A Beijing tale: The Bronze Bell in Gulou’s Tower

Under the Ming dynasty, there was an important rule: Beijing City’s gates had to be opened and closed precisely at specified hours. Since there were no clocks, the population was kept informed of the current time by bells. Those bells had to be heard all over the city and because of Beijing’s size, simple normal ones’ sound range was too limited. For this reason, the Ming emperor ordered that a new large bronze bell had to be crafted for Beijing.

This new bell was to replace the iron bell at the top of the Bell Tower, the very same Bell tower that still can be seen in Gulou Dajie (the area between Gulou Dajie subway station and the Houhai Lake), erected right in the middle of Beijing’s North-South axis.
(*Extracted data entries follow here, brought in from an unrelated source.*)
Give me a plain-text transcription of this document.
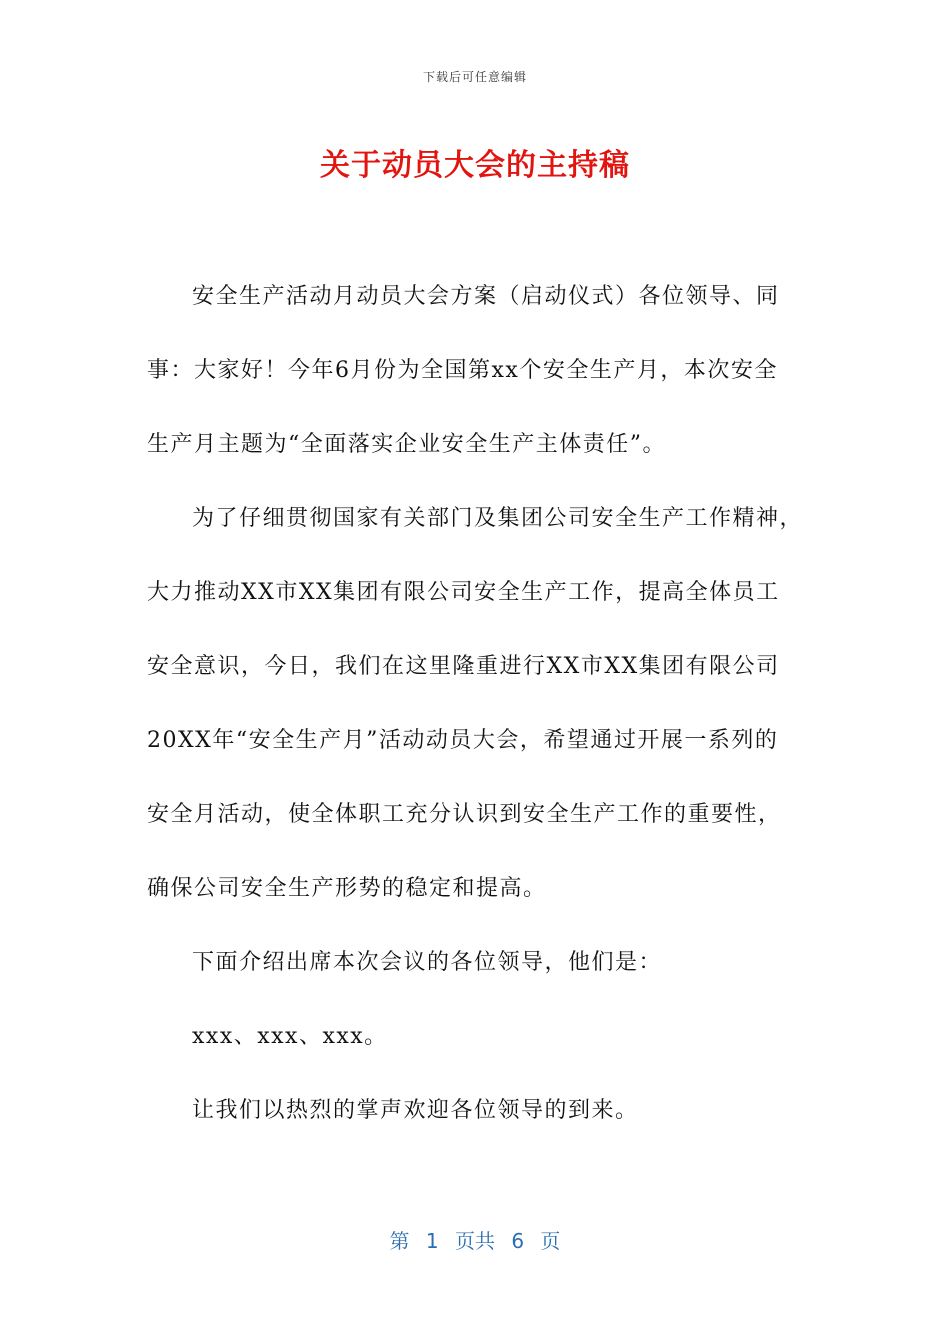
下载后可任意编辑
关于动员大会的主持稿
安全生产活动月动员大会方案（启动仪式）各位领导、同
事：大家好！今年6月份为全国第xx个安全生产月，本次安全
生产月主题为“全面落实企业安全生产主体责任”。
为了仔细贯彻国家有关部门及集团公司安全生产工作精神，
大力推动XX市XX集团有限公司安全生产工作，提高全体员工
安全意识，今日，我们在这里隆重进行XX市XX集团有限公司
20XX年“安全生产月”活动动员大会，希望通过开展一系列的
安全月活动，使全体职工充分认识到安全生产工作的重要性，
确保公司安全生产形势的稳定和提高。
下面介绍出席本次会议的各位领导，他们是：
xxx、xxx、xxx。
让我们以热烈的掌声欢迎各位领导的到来。
第 1 页共 6 页
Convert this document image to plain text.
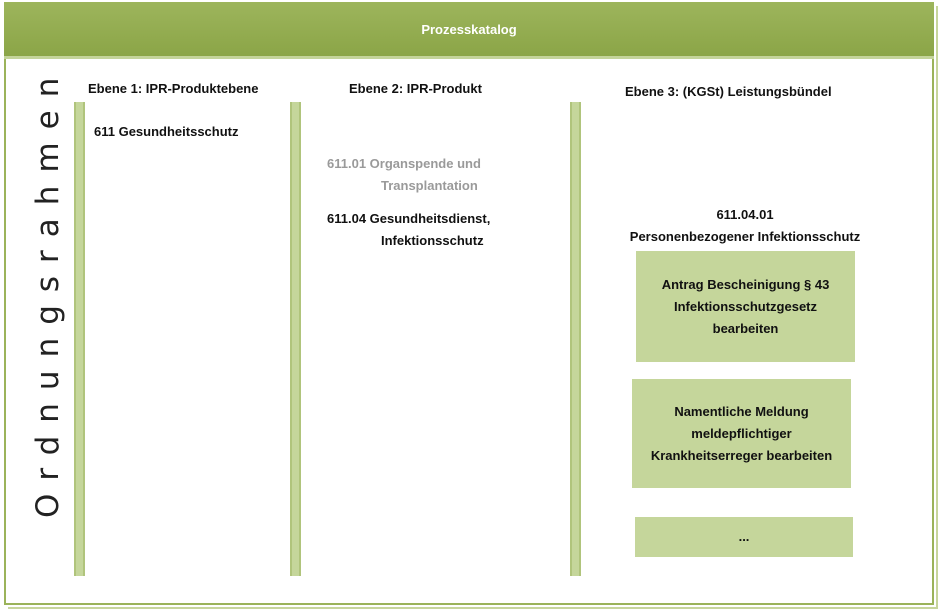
Prozesskatalog
Ordnungsrahmen	Ebene 1: IPR-Produktebene	Ebene 2: IPR-Produkt	Ebene 3: (KGSt) Leistungsbündel
611 Gesundheitsschutz
611.01 Organspende und
Transplantation
611.04 Gesundheitsdienst,
Infektionsschutz
611.04.01
Personenbezogener Infektionsschutz
Antrag Bescheinigung § 43
Infektionsschutzgesetz
bearbeiten
Namentliche Meldung
meldepflichtiger
Krankheitserreger bearbeiten
...
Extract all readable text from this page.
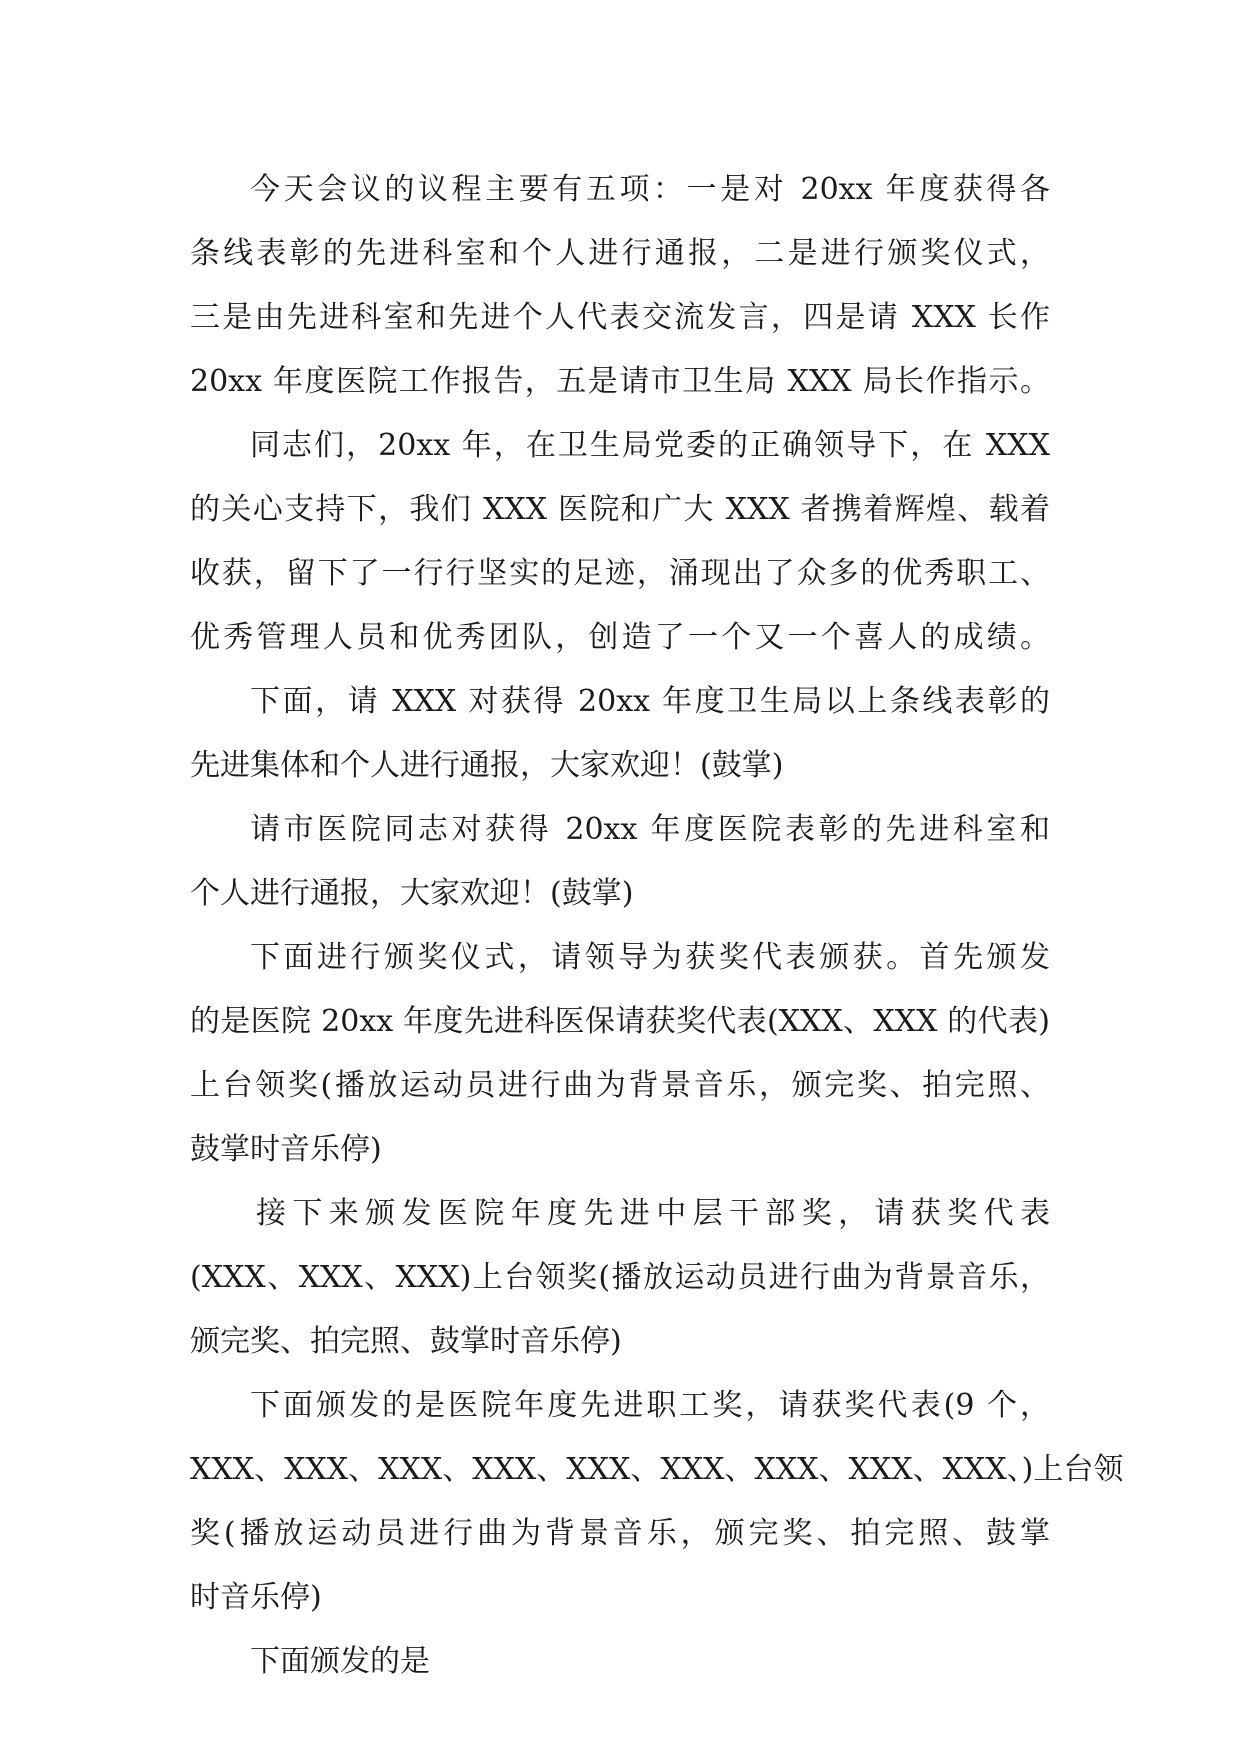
今天会议的议程主要有五项：一是对 20xx 年度获得各
条线表彰的先进科室和个人进行通报，二是进行颁奖仪式，
三是由先进科室和先进个人代表交流发言，四是请 XXX 长作
20xx 年度医院工作报告，五是请市卫生局 XXX 局长作指示。
同志们，20xx 年，在卫生局党委的正确领导下，在 XXX
的关心支持下，我们 XXX 医院和广大 XXX 者携着辉煌、载着
收获，留下了一行行坚实的足迹，涌现出了众多的优秀职工、
优秀管理人员和优秀团队，创造了一个又一个喜人的成绩。
下面，请 XXX 对获得 20xx 年度卫生局以上条线表彰的
先进集体和个人进行通报，大家欢迎！(鼓掌)
请市医院同志对获得 20xx 年度医院表彰的先进科室和
个人进行通报，大家欢迎！(鼓掌)
下面进行颁奖仪式，请领导为获奖代表颁获。首先颁发
的是医院 20xx 年度先进科医保请获奖代表(XXX、XXX 的代表)
上台领奖(播放运动员进行曲为背景音乐，颁完奖、拍完照、
鼓掌时音乐停)
接下来颁发医院年度先进中层干部奖，请获奖代表
(XXX、XXX、XXX)上台领奖(播放运动员进行曲为背景音乐，
颁完奖、拍完照、鼓掌时音乐停)
下面颁发的是医院年度先进职工奖，请获奖代表(9 个，
XXX、XXX、XXX、XXX、XXX、XXX、XXX、XXX、XXX、)上台领
奖(播放运动员进行曲为背景音乐，颁完奖、拍完照、鼓掌
时音乐停)
下面颁发的是
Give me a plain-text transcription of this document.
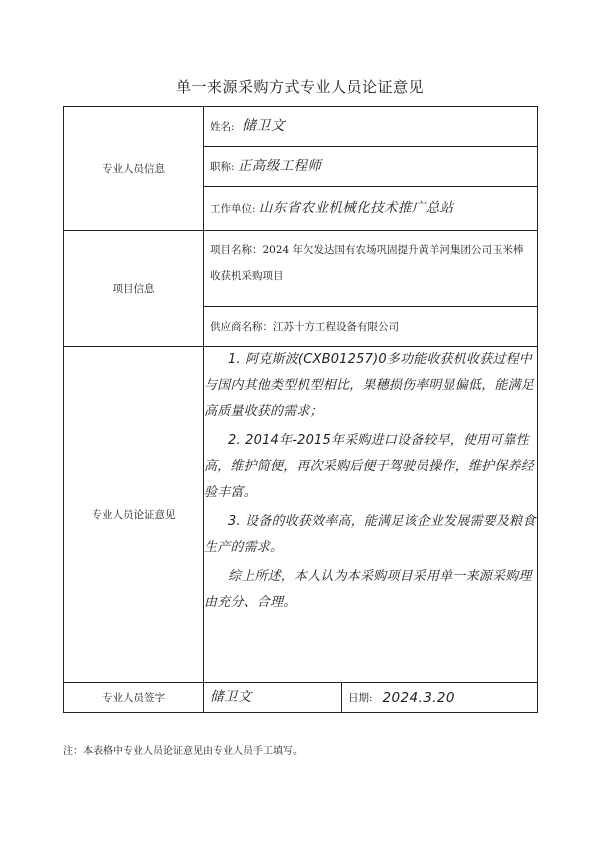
单一来源采购方式专业人员论证意见
专业人员信息	姓名: 储卫文	

	职称: 正高级工程师	

	工作单位: 山东省农业机械化技术推广总站	

项目信息	项目名称：2024 年欠发达国有农场巩固提升黄羊河集团公司玉米棒收获机采购项目	

	供应商名称：江苏十方工程设备有限公司	

专业人员论证意见	1. 阿克斯波(CXB01257)0多功能收获机收获过程中与国内其他类型机型相比，果穗损伤率明显偏低，能满足高质量收获的需求；

2. 2014年-2015年采购进口设备较早，使用可靠性高，维护简便，再次采购后便于驾驶员操作，维护保养经验丰富。

3. 设备的收获效率高，能满足该企业发展需要及粮食生产的需求。

综上所述，本人认为本采购项目采用单一来源采购理由充分、合理。	

专业人员签字	储卫文	日期: 2024.3.20
注：本表格中专业人员论证意见由专业人员手工填写。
The original iron bell was not powerful enough; its sound couldn’t reach some distant districts of Beijing city.

The Emperor appointed a man named Deng to design and cast a bell made of bronze that would be two stories high, with a diameter of 10 feet and a weight of several tons.

The bell was crafted in a place which nowadays is still called Zhu Zhong Chang, “the Bell foundry”, a small Hutong west of Gulou Dajie.

With the technology available at that time, casting a Bell was no easy task. Melting bronze tends to become cold very quickly; therefore the bell had to be realized in several tiny fastidious steps which overall represented a very slow and uncertain process.

After several days of hard work, Deng’s craftsmen crew had only managed to finish the base of the bell and there was very little time left. Deng was full of despair and running short of ideas to have its task completed.

In those times, there was a legend believed among the bell founders that if a young girl was thrown in the melting bronze, then it would just stop becoming cold. However, Deng was totally unable face the simple thought that a young person had to be sacrificed.

One evening, as he was despaired and talking about this with his wife, his young daughter Hehua walked past their room and she heard the conversation.

The next morning, as Deng was not at the foundry, Hehua walked in there wearing a red dress, a red coat and red shoes. The workers saw her and waived hello. Hehua walked towards the large furnace where the melting bronze was happily dancing and the heath excruciating. As the workers talked without looking at her, she seized the opportunity and jumped on the scaffold. She shouted “Mum, Dad, we will meet again in a next life! “ and threw herself inside the liquid bronze. Everyone was horrified and tried to rescue her, but the only thing a worker could grasp was a single red shoe.

Deng arrived at the workshop and learned what just happened, stuck with pain, hopeless, he decided that his daughter would not have died in vain. He asked the workers to cast the bell at once. They obeyed and managed to complete the magnificent bronze bell that was required for Beijing city.

Until recently, its beautiful and clear sound, a bright “dong dong dong”, could be heard all over Beijing, but, sometimes, when the weather was bad, people could hear “xie xie xie” (shoe shoe shoe in Chinese), as if Hehua was calling to get her red shoe back.